The execution of Troy Davis in Georgia last week despite tremendous doubt about his guilt has brought the issue of capital punishment into the national spotlight. As a country that supports use of the death penalty, America is in poor company with “the world’s great dictatorships and autocracies [such as] Iran, Zimbabwe, China, North Korea, Syria, Saudi Arabia, Libya, Egypt, Ethiopia, Cuba, [and] Belarus” according to The Atlantic — while we are supposed to be the land of the free. Far above and beyond the politically nasty associations with capital punishment is of course the moral concern over accidentally putting innocent people to death. It is likely that the average American believes this is a rare occurrence worth the social value of the death penalty as a deterrent from violent crime. Unfortunately innocent people are often placed on death row. In a study of executions in 34 states between 1973 and 1995, Columbia University professor James Liebman found that: “An astonishing 82 percent of death row inmates did not deserve to receive the death penalty. One in twenty death row inmates is later found not guilty.” Most death row inmates do not have the resources or time necessary to determine their innocence before it is too late.
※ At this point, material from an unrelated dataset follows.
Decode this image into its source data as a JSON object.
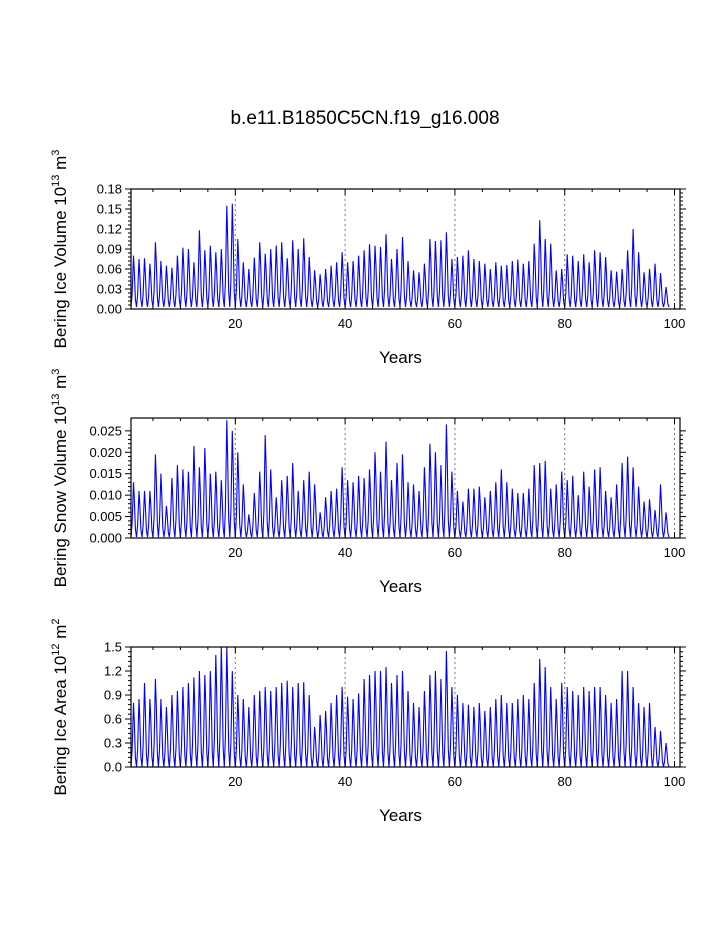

Hopefully, Troy Davis’ case and others like his will show U.S. citizens how the death penalty destroys innocent lives. Over 1,000 people have been executed since 1976. We may never know how many went to death in error. Here are just a few who we know for sure were likely innocent — but this was discovered too late.

 

Larry Griffin

Griffin was executed by lethal injection in 1995 for the 1980 murder of Quenton Moss, a drug dealer in St. Louis. Griffin was convicted and received the death sentence based mainly on the testimony of a career criminal, Robert Fitzgerald, who later admitted to committing the crime himself. Fitzgerald also stated that the police pressured him into accusing Griffin. Griffin, like Troy Davis, maintained his innocence until the end.